PCDForum Column #35, Release Date May 1, 1992
by Isagani R. Serrano
The growing threat posed by ecological destruction to the survival of human
society has become so serious that meaningful debate centers not on whether
action is needed, but rather on who will take the lead and how. It is here we
face the frightening fact that no credible vision of a sustainable future is
emanating from within either official agencies or corporate board rooms.
To the contrary, the leading decision centers in Washington, New York, Tokyo
and Brussels steadfastly cling to the old development paradigm that has caused
the crisis. Indeed, it seems their greater commitment is to creating regional
trade blocks the triad of Fortress America, One Europe, and Japan’s East Asia
Co-Prosperity Sphere that threaten to intensify competition over fast-dwindling
resources and further diminish prospects for Southern countries whose economies
are dependently linked to global markets.
Yet as the disastrous consequences of conventional development impinge on
the daily lives of ever larger numbers of people, we observe an important and
encouraging global phenomenon. More and more people find themselves asking basic
questions about the meaning of life, community, human progress, and their
personal relationship to all three. Their questioning is leading them to reach
out to others in an effort to re-establish a sense of human community and
purpose. The resulting convergence of social forces is melding itself into an
increasingly powerful global movement for a sustainable human future. It is from
this movement that the alternative development vision is emerging to challenge
and redefine the mainstream paradigm.
Citizen diplomacy at the level of multilateral institutions has become one
of the movement’s major instruments for advancing its cause. Ironically, in many
instances the UN system has proven more open to citizen influence than have the
UN’s constituent national governments. Consequently, citizen groups often find
themselves influencing their own governments by mobilizing commitments from
multilateral agencies to apply external official pressure on them.
The very success of this strategy has heightened awareness of a basic
dilemma. The sovereign powers of a strong state should be the citizen’s first
line of defense against domination by powerful foreign nations, corporations and
multilateral agencies. Consequently a nation’s citizens have an interest in
preserving state sovereignty.
Indeed it has been the failure of national leaders to make proper and
appropriate use of the powers of sovereignty that has resulted in many of the
desperate problems faced by the South’s poor whose lands and marine resources
have been expropriated to enhance the profits of foreign corporations and cater
to the extravagance of foreign consumers. The resources of the poor have been
further drained by the mendicant debt management strategies of governments in
the face of external pressures from official and commercial transnational banks.
Citizens whose governments fail to responsibly exercise their powers of
sovereignty in the national interest are left largely to their own devices to
defend what is left of their forests, farmlands and fishing grounds, check
polluting industries, and keep their communities from being torn apart. Indeed,
the burden of citizen diplomacy at the multilateral level increases in direct
proportion to this failure. Yet by looking to multilateral agencies for relief,
citizen groups strengthen the hand of multilateral agencies vis a vis the state
their own most important institution for shielding themselves against
exploitative external forces.
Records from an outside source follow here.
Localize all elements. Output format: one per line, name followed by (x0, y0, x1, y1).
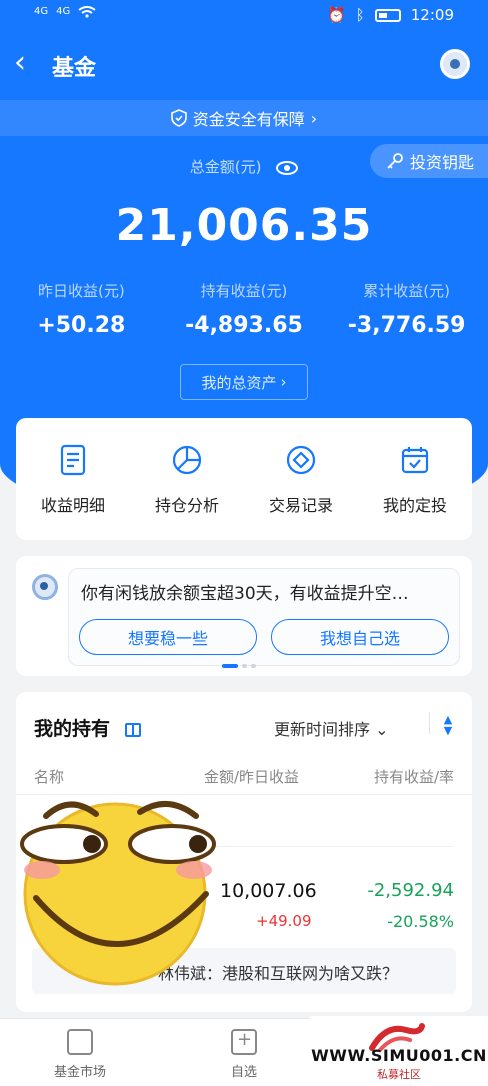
total-amount-label: 总金额(元) (189, 158, 262, 176)
profit-metrics: 昨日收益(元) +50.28 持有收益(元) -4,893.65 累计收益(元)… (0, 280, 488, 338)
quick-action-holding-analysis[interactable]: 持仓分析 (137, 442, 237, 516)
nav-bar: ‹ 基金 (0, 44, 488, 88)
chevron-down-icon: ⌄ (375, 720, 389, 739)
clock: 12:09 (410, 6, 454, 24)
holdings-title-row: 我的持有 (34, 714, 141, 741)
page-title: 基金 (52, 56, 97, 81)
carousel-indicator (222, 664, 256, 668)
status-left: 4G 4G (34, 6, 96, 21)
carousel-dot (251, 664, 256, 668)
metric-label: 累计收益(元) (363, 282, 450, 300)
column-header-profit: 持有收益/率 (373, 768, 454, 786)
option-stable-button[interactable]: 想要稳一些 (79, 619, 257, 655)
holdings-title: 我的持有 (34, 718, 111, 740)
quick-action-transactions[interactable]: 交易记录 (251, 442, 351, 516)
carousel-dot-active (222, 664, 238, 668)
tab-label: 自选 (230, 1065, 257, 1080)
holding-amount: 10,007.06 (220, 880, 317, 902)
total-amount-value: 21,006.35 (115, 200, 373, 251)
sort-order-icon[interactable]: ▲ ▼ (442, 714, 454, 736)
metric-label: 持有收益(元) (200, 282, 288, 300)
calendar-check-icon (397, 442, 433, 478)
notice-bubble: 你有闲钱放余额宝超30天，有收益提升空… 想要稳一些 我想自己选 (68, 568, 460, 666)
network-indicator-2: 4G (56, 6, 71, 17)
robot-icon[interactable] (440, 49, 470, 79)
my-total-assets-label: 我的总资产 (201, 373, 277, 392)
network-indicator-1: 4G (34, 6, 49, 17)
metric-holding-profit: 持有收益(元) -4,893.65 (169, 280, 319, 338)
quick-action-label: 收益明细 (40, 496, 105, 515)
carousel-dot (242, 664, 247, 668)
wifi-icon (78, 6, 96, 21)
metric-value: +50.28 (37, 313, 126, 338)
diamond-icon (283, 442, 319, 478)
safety-banner[interactable]: 资金安全有保障 › (0, 100, 488, 136)
tab-label: 基金市场 (53, 1065, 106, 1080)
quick-action-profit-details[interactable]: 收益明细 (23, 442, 123, 516)
metric-value: -4,893.65 (185, 313, 303, 338)
quick-action-label: 持仓分析 (154, 496, 219, 515)
quick-action-label: 我的定投 (382, 496, 447, 515)
total-amount-label-row: 总金额(元) (0, 156, 488, 177)
shield-check-icon (170, 109, 187, 127)
tab-fund-market[interactable]: 基金市场 (40, 1029, 120, 1080)
robot-icon (32, 574, 58, 600)
holding-profit: -2,592.94 (367, 880, 454, 901)
column-header-amount: 金额/昨日收益 (204, 768, 300, 786)
metric-yesterday-profit: 昨日收益(元) +50.28 (6, 280, 156, 338)
sort-label: 更新时间排序 (274, 720, 371, 739)
my-total-assets-button[interactable]: 我的总资产 › (180, 364, 308, 400)
layout-toggle-icon[interactable] (124, 722, 141, 737)
chevron-left-icon[interactable]: ‹ (14, 48, 26, 78)
divider (429, 712, 430, 734)
status-bar: 4G 4G ⏰ ᛒ 12:09 (0, 0, 488, 34)
metric-value: -3,776.59 (347, 313, 466, 338)
metric-cumulative-profit: 累计收益(元) -3,776.59 (332, 280, 482, 338)
status-right: ⏰ ᛒ 12:09 (327, 6, 454, 24)
idle-money-notice: 你有闲钱放余额宝超30天，有收益提升空… 想要稳一些 我想自己选 (16, 556, 472, 676)
add-favorite-icon (231, 1029, 257, 1055)
holding-profit-rate: -20.58% (387, 912, 454, 931)
safety-banner-text: 资金安全有保障 (192, 110, 305, 129)
holding-yesterday-profit: +49.09 (256, 912, 312, 930)
site-watermark: WWW.SIMU001.CN 私募社区 (310, 1016, 488, 1086)
smirk-emoji-sticker (20, 800, 216, 986)
market-icon (67, 1029, 93, 1055)
quick-action-label: 交易记录 (268, 496, 333, 515)
metric-label: 昨日收益(元) (37, 282, 125, 300)
watermark-subtitle: 私募社区 (377, 1068, 421, 1081)
battery-icon (374, 8, 401, 22)
option-self-select-button[interactable]: 我想自己选 (271, 619, 449, 655)
watermark-url: WWW.SIMU001.CN (311, 1046, 487, 1065)
quick-action-auto-invest[interactable]: 我的定投 (365, 442, 465, 516)
pie-chart-icon (169, 442, 205, 478)
bluetooth-icon: ᛒ (355, 6, 365, 24)
eye-icon[interactable] (276, 160, 299, 175)
chevron-right-icon: › (280, 373, 287, 391)
tab-watchlist[interactable]: 自选 (204, 1029, 284, 1080)
sort-dropdown[interactable]: 更新时间排序 ⌄ (274, 716, 389, 740)
column-header-name: 名称 (34, 768, 65, 786)
alarm-icon: ⏰ (327, 6, 346, 24)
chevron-right-icon: › (310, 108, 318, 128)
notice-text: 你有闲钱放余额宝超30天，有收益提升空… (81, 584, 409, 604)
quick-actions-card: 收益明细 持仓分析 交易记录 我的定投 (16, 418, 472, 540)
document-icon (55, 442, 91, 478)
Rather than weakening state power, their interests
may be better served by demanding state accountability to civil society.
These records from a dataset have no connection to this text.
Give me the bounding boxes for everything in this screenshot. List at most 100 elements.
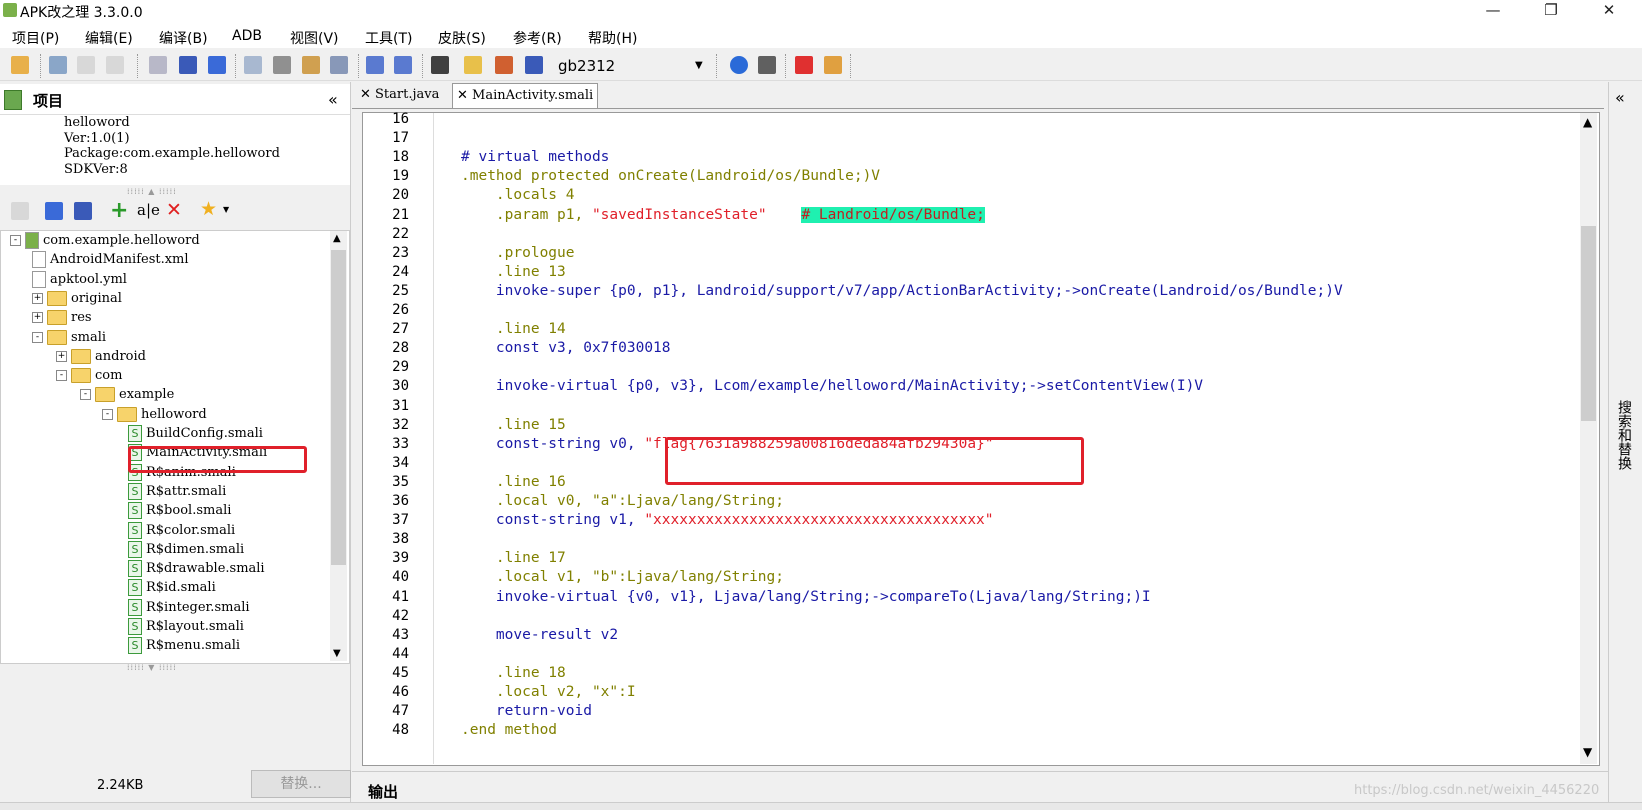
cut-icon[interactable] — [273, 56, 291, 74]
tab-label: Start.java — [375, 87, 440, 102]
blank2-icon[interactable] — [106, 56, 124, 74]
tree-item-android[interactable]: + android — [56, 347, 146, 366]
add-icon[interactable]: + — [110, 198, 128, 223]
tab-start-java[interactable]: ✕ Start.java — [356, 83, 443, 107]
editor-scrollbar[interactable] — [1580, 113, 1597, 764]
collapse-icon[interactable]: - — [102, 409, 113, 420]
maximize-button[interactable]: ❐ — [1528, 0, 1574, 22]
expand-icon[interactable]: + — [32, 312, 43, 323]
undo-icon[interactable] — [366, 56, 384, 74]
menu-edit[interactable]: 编辑(E) — [85, 28, 133, 48]
java-icon[interactable] — [495, 56, 513, 74]
save-icon[interactable] — [149, 56, 167, 74]
tree-item-com[interactable]: - com — [56, 366, 122, 385]
minimize-button[interactable]: — — [1470, 0, 1516, 22]
encoding-select[interactable]: gb2312 — [558, 55, 708, 77]
tree-item-label: R$bool.smali — [146, 503, 232, 518]
code-line: invoke-virtual {v0, v1}, Ljava/lang/Stri… — [461, 589, 1151, 605]
replace-button[interactable]: 替换... — [251, 770, 351, 798]
weibo-icon[interactable] — [795, 56, 813, 74]
tree-item-buildconfig-smali[interactable]: S BuildConfig.smali — [128, 424, 263, 443]
favorite-star-icon[interactable]: ★ — [200, 198, 217, 220]
search-replace-tab[interactable]: 搜索和替换 — [1616, 400, 1634, 470]
splitter-grip[interactable]: ⁞⁞⁞⁞⁞ ▼ ⁞⁞⁞⁞⁞ — [127, 663, 177, 672]
code-line: const-string v1, "xxxxxxxxxxxxxxxxxxxxxx… — [461, 512, 994, 528]
paste-icon[interactable] — [302, 56, 320, 74]
chevron-down-icon[interactable]: ▼ — [695, 55, 703, 77]
scroll-down-icon[interactable]: ▼ — [1583, 745, 1592, 759]
collapse-right-button[interactable]: « — [1615, 88, 1625, 107]
apk-version: Ver:1.0(1) — [64, 130, 130, 146]
tree-item-r-integer-smali[interactable]: S R$integer.smali — [128, 598, 250, 617]
sign-icon[interactable] — [525, 56, 543, 74]
binoculars-icon[interactable] — [431, 56, 449, 74]
rename-icon[interactable]: a|e — [137, 201, 160, 219]
menu-view[interactable]: 视图(V) — [290, 28, 339, 48]
new-file-icon[interactable] — [11, 202, 29, 220]
splitter-grip[interactable]: ⁞⁞⁞⁞⁞ ▲ ⁞⁞⁞⁞⁞ — [127, 187, 177, 196]
tree-item-r-layout-smali[interactable]: S R$layout.smali — [128, 617, 244, 636]
tree-item-r-id-smali[interactable]: S R$id.smali — [128, 578, 216, 597]
save-as-icon[interactable] — [208, 56, 226, 74]
save-all-icon[interactable] — [179, 56, 197, 74]
folder-icon — [71, 349, 91, 364]
folder-icon — [95, 387, 115, 402]
menu-skin[interactable]: 皮肤(S) — [438, 28, 486, 48]
scroll-up-icon[interactable]: ▲ — [333, 233, 341, 244]
tree-item-androidmanifest-xml[interactable]: AndroidManifest.xml — [32, 250, 189, 269]
tree-item-smali[interactable]: - smali — [32, 328, 106, 347]
line-number: 23 — [392, 245, 409, 261]
chevron-down-icon[interactable]: ▼ — [223, 205, 229, 214]
menu-adb[interactable]: ADB — [232, 28, 262, 44]
tree-scroll-thumb[interactable] — [331, 250, 346, 565]
scroll-down-icon[interactable]: ▼ — [333, 648, 341, 659]
tree-item-original[interactable]: + original — [32, 289, 122, 308]
tree-item-apktool-yml[interactable]: apktool.yml — [32, 270, 127, 289]
menu-project[interactable]: 项目(P) — [12, 28, 59, 48]
toolbar-separator — [716, 54, 719, 78]
menu-reference[interactable]: 参考(R) — [513, 28, 562, 48]
expand-icon[interactable]: + — [32, 293, 43, 304]
tree-item-r-dimen-smali[interactable]: S R$dimen.smali — [128, 540, 244, 559]
menu-help[interactable]: 帮助(H) — [588, 28, 637, 48]
tree-item-res[interactable]: + res — [32, 308, 92, 327]
tree-item-helloword[interactable]: - helloword — [102, 405, 207, 424]
tree-open-icon[interactable] — [45, 202, 63, 220]
home-icon[interactable] — [824, 56, 842, 74]
tree-refresh-icon[interactable] — [74, 202, 92, 220]
collapse-left-button[interactable]: « — [328, 90, 338, 109]
collapse-icon[interactable]: - — [80, 389, 91, 400]
build-icon[interactable] — [464, 56, 482, 74]
tree-item-r-menu-smali[interactable]: S R$menu.smali — [128, 636, 240, 655]
editor-scroll-thumb[interactable] — [1581, 226, 1596, 421]
delete-icon[interactable]: ✕ — [166, 199, 182, 221]
copy-icon[interactable] — [244, 56, 262, 74]
code-line: .param p1, "savedInstanceState" # Landro… — [461, 207, 985, 223]
close-button[interactable]: ✕ — [1586, 0, 1632, 22]
code-token: const-string v1, — [461, 512, 645, 528]
menu-tools[interactable]: 工具(T) — [365, 28, 412, 48]
scroll-up-icon[interactable]: ▲ — [1583, 115, 1592, 129]
blank-icon[interactable] — [77, 56, 95, 74]
tree-item-example[interactable]: - example — [80, 385, 174, 404]
collapse-icon[interactable]: - — [10, 235, 21, 246]
menu-build[interactable]: 编译(B) — [159, 28, 208, 48]
tree-item-r-bool-smali[interactable]: S R$bool.smali — [128, 501, 231, 520]
tree-item-r-attr-smali[interactable]: S R$attr.smali — [128, 482, 226, 501]
collapse-icon[interactable]: - — [56, 370, 67, 381]
help-icon[interactable] — [730, 56, 748, 74]
bug-icon[interactable] — [758, 56, 776, 74]
tab-mainactivity-smali[interactable]: ✕ MainActivity.smali — [452, 83, 599, 108]
find-replace-icon[interactable] — [330, 56, 348, 74]
tree-item-com-example-helloword[interactable]: - com.example.helloword — [10, 231, 200, 250]
expand-icon[interactable]: + — [56, 351, 67, 362]
project-icon[interactable] — [49, 56, 67, 74]
collapse-icon[interactable]: - — [32, 332, 43, 343]
tree-item-r-drawable-smali[interactable]: S R$drawable.smali — [128, 559, 265, 578]
code-line: .local v0, "a":Ljava/lang/String; — [461, 493, 785, 509]
open-folder-icon[interactable] — [11, 56, 29, 74]
redo-icon[interactable] — [394, 56, 412, 74]
code-line: .locals 4 — [461, 187, 575, 203]
toolbar-separator — [40, 54, 43, 78]
tree-item-r-color-smali[interactable]: S R$color.smali — [128, 521, 235, 540]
To resolve this dilemma, citizen diplomacy must move into a new phase. In
its older multilateral institutions phase, it concentrated on individual and
collective efforts to influence multilateral agencies and
government-to-government conventions. Its emergent new phase concentrates on
forging citizen treaties or conventions, much like those among tribal nations,
to cement direct people-to-people relationships and commitments. Such efforts
are currently being launched within the UNCED process by the some one thousand
NGOs that gathered in New York for UNCED PrepCom IV to draft twenty-eight
citizen treaties for ratification by civil sector organizations when UNCED
convenes in Rio de Janeiro in June.
Rather than shifting power from the state to multilateral institutions, this
new phase of citizen diplomacy is building a ring of global citizen solidarity
around state systems to demand their greater accountability to people’s
interests. In so doing citizen diplomacy is transcending both old and new
institutional boundaries in the urgent task of changing the current development
course.
Isagani R. Serrano is vice president of the Philippine Rural Reconstruction
Movement (PRRM), Kayhumanggi Press Bldg, 940 Quezon Avenue, Quezon City,
Philippines, and a contributing editor of the People-Centered Development Forum.
This column was prepared and distributed by the PCDForum based on his paper "Global
Citizens Diplomacy for a Sustainable Future."